When travel nursing makes more sense
- You are single or have a partner who can travel or manage remotely
- You have 1–2+ years of experience in your specialty and can hit the ground running at a new facility
- You have a genuine tax home you maintain (mortgage or consistent lease, documented)
- Your financial goals require a step-change in income — paying off student loans, building a down payment, funding graduate school
- You are willing to accept contract-to-contract uncertainty in exchange for higher pay and varied experience
For a breakdown of what the travel nursing lifestyle involves before you commit, see should I become a travel nurse and how to become a travel nurse.
Decision summary
If your constraints are local and week-to-week — childcare, custody, a partner with a fixed location, a specific city you cannot leave — per diem is the right model. You trade income ceiling for scheduling control and geographic stability.

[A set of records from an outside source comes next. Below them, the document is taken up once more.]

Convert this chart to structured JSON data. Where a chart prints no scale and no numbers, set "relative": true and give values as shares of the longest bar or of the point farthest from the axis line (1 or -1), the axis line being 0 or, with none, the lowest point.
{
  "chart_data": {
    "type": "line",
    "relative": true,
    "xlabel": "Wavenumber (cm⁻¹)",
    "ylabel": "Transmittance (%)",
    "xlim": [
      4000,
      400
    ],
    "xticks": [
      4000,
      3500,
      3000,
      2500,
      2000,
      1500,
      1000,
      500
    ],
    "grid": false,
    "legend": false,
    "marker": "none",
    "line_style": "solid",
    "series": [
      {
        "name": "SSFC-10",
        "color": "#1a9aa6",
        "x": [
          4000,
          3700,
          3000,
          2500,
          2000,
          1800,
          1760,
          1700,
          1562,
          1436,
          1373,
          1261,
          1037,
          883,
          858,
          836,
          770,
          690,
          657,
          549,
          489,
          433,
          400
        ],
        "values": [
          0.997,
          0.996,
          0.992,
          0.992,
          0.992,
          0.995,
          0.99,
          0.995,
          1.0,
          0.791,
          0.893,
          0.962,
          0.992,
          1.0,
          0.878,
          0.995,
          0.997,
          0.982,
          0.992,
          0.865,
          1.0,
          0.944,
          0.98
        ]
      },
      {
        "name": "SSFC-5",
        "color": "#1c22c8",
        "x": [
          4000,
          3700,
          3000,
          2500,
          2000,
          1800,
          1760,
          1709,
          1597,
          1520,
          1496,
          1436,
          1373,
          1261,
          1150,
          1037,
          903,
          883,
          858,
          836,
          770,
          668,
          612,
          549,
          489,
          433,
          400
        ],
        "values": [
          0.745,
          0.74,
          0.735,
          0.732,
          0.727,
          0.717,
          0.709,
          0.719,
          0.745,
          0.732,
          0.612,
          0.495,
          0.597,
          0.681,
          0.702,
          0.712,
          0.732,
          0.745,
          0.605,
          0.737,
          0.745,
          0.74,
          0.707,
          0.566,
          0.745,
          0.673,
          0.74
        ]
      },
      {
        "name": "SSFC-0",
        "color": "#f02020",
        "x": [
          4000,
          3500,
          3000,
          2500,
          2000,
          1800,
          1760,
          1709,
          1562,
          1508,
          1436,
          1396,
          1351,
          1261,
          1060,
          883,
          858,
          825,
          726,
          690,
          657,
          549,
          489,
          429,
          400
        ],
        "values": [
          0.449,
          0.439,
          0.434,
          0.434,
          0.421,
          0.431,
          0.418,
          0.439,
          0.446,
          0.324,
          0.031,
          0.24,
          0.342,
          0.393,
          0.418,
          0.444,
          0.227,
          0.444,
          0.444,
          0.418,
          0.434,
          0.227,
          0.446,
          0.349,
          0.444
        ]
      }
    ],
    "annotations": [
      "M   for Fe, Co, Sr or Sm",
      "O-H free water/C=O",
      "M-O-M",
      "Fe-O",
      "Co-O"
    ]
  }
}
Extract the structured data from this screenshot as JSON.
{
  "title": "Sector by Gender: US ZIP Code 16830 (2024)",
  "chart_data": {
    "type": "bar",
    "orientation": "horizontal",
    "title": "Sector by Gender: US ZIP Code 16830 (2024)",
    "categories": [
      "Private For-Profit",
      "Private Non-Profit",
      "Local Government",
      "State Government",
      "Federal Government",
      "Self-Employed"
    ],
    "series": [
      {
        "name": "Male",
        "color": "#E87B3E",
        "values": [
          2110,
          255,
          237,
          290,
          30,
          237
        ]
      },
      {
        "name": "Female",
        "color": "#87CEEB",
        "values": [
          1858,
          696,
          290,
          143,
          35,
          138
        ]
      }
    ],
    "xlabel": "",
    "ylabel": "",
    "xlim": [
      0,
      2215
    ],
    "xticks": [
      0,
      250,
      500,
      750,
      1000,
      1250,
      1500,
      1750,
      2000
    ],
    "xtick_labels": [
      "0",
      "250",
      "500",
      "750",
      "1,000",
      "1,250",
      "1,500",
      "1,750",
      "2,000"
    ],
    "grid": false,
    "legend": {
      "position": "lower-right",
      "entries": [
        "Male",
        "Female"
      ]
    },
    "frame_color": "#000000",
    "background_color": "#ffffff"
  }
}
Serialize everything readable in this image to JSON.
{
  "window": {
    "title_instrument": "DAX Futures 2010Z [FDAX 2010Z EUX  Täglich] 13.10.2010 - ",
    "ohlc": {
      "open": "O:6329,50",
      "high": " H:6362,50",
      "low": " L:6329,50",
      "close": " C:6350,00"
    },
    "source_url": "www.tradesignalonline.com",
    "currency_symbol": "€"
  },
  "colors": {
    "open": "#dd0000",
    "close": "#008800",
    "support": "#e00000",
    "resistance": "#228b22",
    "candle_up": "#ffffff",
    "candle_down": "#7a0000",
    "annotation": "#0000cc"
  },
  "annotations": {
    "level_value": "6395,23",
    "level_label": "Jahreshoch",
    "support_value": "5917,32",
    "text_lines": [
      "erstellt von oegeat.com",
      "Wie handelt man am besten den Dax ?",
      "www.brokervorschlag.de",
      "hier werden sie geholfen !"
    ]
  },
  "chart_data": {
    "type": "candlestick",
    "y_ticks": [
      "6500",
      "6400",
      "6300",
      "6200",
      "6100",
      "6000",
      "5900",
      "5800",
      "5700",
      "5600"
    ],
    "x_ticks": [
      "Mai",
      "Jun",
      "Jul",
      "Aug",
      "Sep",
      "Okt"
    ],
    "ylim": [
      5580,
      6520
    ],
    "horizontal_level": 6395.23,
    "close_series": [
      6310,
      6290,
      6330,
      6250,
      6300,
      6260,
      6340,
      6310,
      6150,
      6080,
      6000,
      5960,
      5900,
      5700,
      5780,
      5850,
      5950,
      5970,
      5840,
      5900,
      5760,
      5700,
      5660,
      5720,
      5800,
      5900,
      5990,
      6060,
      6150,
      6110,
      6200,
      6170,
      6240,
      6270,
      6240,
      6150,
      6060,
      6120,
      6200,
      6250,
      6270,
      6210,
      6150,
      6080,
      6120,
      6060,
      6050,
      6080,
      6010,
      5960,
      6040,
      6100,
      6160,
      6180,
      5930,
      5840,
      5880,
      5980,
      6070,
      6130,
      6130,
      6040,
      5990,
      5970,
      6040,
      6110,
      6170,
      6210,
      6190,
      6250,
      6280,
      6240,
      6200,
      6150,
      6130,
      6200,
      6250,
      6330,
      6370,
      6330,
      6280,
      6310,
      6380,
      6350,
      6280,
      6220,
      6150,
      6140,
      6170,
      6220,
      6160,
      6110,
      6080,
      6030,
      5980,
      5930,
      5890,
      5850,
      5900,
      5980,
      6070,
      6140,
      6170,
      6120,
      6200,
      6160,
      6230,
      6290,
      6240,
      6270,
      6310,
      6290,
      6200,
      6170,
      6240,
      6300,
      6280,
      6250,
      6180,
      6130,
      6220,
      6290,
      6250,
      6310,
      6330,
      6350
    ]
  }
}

If your constraints are episodic and you can commit to blocks of time away, travel nursing almost always wins on total compensation. The stipend advantage over per diem is real, it compounds quickly, and the cross-facility experience pays dividends in later career stages.
The trap to avoid: choosing per diem because it sounds more flexible, without accounting for the fact that facilities can cancel per diem shifts the same day. Travel contracts guarantee the hours. If income predictability matters to you, travel nursing is paradoxically more stable despite the contract-by-contract structure.
If you are not yet eligible for travel nursing (under one year of experience), per diem at a local facility while building toward your first travel contract is a sensible bridge. The per diem nursing jobs guide covers how per diem employment works in more detail.